Maintain NEUTRAL and MYR1.34 TP (DCF), 9% upside.We came away from Duopharma Biotech’s post-results briefing feeling cautious. While the Approved Product Purchased List (APPL) renewal provides earnings visibility, we expect the sticky cost nature, strengthening USD, and subdued consumer demand for supplement products are set to weigh on profitability moving forward.
Key briefing takeaways. The public sales segment grew 40% YoY in 3Q24, thanks to the APPL’s renewal in 2Q24. Local private sector sales remain muted (2% QoQ, 8% YoY), as consumer growth demand for supplement products remain disappointing. Export sales grew 23% YoY, primarily driven by the Philippines market, but offset by slowdowns in Middle Eastern markets due to geopolitical conflicts. Moving forward, management plans to expand its footprint into nations like Indonesia and the Philippines, as exports could act as a natural hedge against DBB’s USD-denominated costs.
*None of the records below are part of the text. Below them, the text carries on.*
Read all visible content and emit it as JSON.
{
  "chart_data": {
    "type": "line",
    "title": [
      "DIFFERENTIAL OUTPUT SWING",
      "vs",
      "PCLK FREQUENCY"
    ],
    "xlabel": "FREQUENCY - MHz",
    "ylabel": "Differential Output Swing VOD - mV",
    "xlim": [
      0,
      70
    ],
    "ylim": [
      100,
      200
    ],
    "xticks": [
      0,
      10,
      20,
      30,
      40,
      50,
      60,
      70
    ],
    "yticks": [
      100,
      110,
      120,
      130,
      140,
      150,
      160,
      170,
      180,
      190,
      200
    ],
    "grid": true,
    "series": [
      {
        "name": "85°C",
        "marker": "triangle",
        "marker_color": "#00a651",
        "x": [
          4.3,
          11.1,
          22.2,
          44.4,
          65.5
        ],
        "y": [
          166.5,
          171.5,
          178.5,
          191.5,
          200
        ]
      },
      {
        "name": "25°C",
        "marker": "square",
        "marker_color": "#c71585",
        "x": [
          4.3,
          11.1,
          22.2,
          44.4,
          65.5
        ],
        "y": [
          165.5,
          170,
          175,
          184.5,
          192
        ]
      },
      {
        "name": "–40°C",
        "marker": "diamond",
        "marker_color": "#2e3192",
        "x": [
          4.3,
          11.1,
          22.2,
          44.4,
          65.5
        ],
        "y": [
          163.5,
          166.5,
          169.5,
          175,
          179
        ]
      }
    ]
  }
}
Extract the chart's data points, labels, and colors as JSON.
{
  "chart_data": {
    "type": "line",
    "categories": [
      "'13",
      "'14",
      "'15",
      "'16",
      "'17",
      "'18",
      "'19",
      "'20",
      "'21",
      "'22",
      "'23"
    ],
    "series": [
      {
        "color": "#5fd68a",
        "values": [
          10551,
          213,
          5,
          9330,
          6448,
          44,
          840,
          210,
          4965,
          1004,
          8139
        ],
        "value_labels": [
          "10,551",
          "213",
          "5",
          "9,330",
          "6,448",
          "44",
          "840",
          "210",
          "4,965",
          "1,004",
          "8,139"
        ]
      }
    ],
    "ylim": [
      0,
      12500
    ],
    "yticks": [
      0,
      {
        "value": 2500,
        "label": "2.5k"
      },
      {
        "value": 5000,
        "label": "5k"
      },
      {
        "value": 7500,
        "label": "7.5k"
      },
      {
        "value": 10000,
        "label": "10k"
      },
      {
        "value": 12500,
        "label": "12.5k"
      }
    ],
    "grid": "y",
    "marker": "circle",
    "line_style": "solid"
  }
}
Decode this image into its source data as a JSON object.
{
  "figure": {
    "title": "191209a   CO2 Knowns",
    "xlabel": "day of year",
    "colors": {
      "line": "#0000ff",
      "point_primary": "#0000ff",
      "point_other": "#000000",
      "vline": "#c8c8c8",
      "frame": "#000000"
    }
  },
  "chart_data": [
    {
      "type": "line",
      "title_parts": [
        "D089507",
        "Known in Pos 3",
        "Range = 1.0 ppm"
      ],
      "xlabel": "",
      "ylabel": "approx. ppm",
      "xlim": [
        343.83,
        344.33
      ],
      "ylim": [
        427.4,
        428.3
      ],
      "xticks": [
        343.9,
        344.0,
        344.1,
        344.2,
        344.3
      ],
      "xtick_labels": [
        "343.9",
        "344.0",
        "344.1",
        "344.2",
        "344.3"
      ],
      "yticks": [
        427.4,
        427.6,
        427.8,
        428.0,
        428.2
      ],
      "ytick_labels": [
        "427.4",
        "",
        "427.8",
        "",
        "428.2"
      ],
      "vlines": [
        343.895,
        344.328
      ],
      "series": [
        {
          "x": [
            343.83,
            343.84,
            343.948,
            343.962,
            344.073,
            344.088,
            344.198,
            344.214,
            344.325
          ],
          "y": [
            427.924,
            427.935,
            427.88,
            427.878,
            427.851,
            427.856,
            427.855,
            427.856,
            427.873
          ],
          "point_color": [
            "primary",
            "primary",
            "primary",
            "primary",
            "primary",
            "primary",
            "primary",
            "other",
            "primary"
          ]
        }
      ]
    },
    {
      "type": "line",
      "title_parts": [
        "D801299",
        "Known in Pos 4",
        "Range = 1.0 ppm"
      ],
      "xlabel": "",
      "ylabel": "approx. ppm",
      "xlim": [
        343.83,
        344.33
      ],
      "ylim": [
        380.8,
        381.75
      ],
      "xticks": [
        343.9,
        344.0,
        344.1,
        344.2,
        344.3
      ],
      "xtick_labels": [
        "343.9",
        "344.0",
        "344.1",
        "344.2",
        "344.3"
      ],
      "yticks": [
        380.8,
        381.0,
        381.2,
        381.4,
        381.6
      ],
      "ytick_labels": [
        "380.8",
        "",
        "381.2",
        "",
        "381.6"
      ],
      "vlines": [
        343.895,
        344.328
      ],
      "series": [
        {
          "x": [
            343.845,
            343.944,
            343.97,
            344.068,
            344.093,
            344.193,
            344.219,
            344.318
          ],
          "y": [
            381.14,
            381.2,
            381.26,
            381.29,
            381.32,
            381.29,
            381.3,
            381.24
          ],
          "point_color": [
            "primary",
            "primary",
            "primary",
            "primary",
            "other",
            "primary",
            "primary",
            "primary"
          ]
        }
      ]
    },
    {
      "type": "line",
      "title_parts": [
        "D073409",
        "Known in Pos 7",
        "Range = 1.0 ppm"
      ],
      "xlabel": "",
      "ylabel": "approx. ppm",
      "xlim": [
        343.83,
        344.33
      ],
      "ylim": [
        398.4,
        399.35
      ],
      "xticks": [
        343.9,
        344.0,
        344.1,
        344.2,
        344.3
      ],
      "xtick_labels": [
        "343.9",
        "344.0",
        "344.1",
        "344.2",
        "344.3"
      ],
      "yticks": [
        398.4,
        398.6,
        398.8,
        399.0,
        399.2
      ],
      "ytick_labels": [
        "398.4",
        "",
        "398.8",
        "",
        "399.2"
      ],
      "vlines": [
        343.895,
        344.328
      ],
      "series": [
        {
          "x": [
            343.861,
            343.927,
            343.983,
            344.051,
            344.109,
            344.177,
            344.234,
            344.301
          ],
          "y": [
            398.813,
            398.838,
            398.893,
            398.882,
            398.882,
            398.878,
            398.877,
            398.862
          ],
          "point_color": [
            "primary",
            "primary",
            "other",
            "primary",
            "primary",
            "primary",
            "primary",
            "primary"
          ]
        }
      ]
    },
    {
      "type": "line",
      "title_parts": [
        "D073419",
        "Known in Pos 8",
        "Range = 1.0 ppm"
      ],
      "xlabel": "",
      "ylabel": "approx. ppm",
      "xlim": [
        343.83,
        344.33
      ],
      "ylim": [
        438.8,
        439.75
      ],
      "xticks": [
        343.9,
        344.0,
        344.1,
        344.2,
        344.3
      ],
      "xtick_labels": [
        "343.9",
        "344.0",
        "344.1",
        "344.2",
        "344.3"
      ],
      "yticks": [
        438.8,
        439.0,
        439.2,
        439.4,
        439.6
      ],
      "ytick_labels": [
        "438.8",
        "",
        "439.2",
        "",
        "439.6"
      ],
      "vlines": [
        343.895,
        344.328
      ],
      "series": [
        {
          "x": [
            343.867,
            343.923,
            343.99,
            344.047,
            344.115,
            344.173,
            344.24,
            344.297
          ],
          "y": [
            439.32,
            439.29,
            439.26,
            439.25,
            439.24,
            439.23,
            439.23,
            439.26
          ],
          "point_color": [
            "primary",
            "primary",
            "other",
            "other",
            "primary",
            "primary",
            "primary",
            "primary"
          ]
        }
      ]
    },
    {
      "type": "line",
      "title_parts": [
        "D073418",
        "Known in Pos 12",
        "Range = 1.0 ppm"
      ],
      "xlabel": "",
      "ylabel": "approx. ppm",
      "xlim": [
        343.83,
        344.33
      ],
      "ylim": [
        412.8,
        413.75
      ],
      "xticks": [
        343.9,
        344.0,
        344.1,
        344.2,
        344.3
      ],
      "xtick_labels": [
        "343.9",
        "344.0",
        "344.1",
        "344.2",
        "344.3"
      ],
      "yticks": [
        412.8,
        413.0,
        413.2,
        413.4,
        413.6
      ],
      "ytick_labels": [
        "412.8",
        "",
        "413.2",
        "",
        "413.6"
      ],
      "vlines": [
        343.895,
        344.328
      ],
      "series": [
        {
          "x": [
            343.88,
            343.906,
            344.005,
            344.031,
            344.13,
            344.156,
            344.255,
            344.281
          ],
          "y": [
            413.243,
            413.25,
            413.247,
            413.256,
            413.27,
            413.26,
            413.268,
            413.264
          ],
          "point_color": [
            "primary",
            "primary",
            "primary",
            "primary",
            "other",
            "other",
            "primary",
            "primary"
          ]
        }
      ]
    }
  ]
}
Cost outlook. Active pharmaceutical ingredient or API prices have said to normalise to pre-pandemic levels, with DBB set to realise cost savings by end 2024 at the earliest. The implementation of minimum staff wages are set to be minimal (costs of <MYR0.5m pa or 0.1% of FY24’s total costs), given that it has been paying most of its staff >MYR1,700/month. DBB’s effective tax rate should stay at 24% (FY22-23: 17%), given the absence in tax deductible expenses. DBB does not have any sizable capex ahead, apart from some internal restructuring for its hormone steroids facility (K1) and injectable facility (K2), which are set for completion by mid-2026 and end 2026.
DBB’s human insulin distribution contract for the Health Ministry (MoH) is set to expire by Apr 2025. While it is in active talks for a contract renewal, we understand it has only been able to realise c.65% of its existing contract (MYR375m) due to insulin shortages. MoH earlier blamed Biocon Biologics for failure to meet its contractual obligations over the supply of human insulin to the ministry. Novo Nordisk’s (20% of MoH’s insulin supply) decision to slash insulin production in the US in favour of more lucrative weight-loss drugs has also further exacerbated the situation. While we are confident of DBB’s ability to secure a contract renewal, we prefer to take a cautious stance before the insulin shortage situation can eventually be resolved.
We make no change to our earnings estimate, as we expect a seasonally weaker 4Q24. Our DCF-derived TP of MYR1.34 implies 17x FY25F P/E, ie 0.1SD below its 5-year historical mean. We impute a 4% ESG premium to our TP too, as DBB’s 3.2 ESG score is above the 3.0 country median. Key downside/upside risks: i) Lower-/higher-than-expected sales volumes and ii) weakening/strengthening of the MYR against the USD.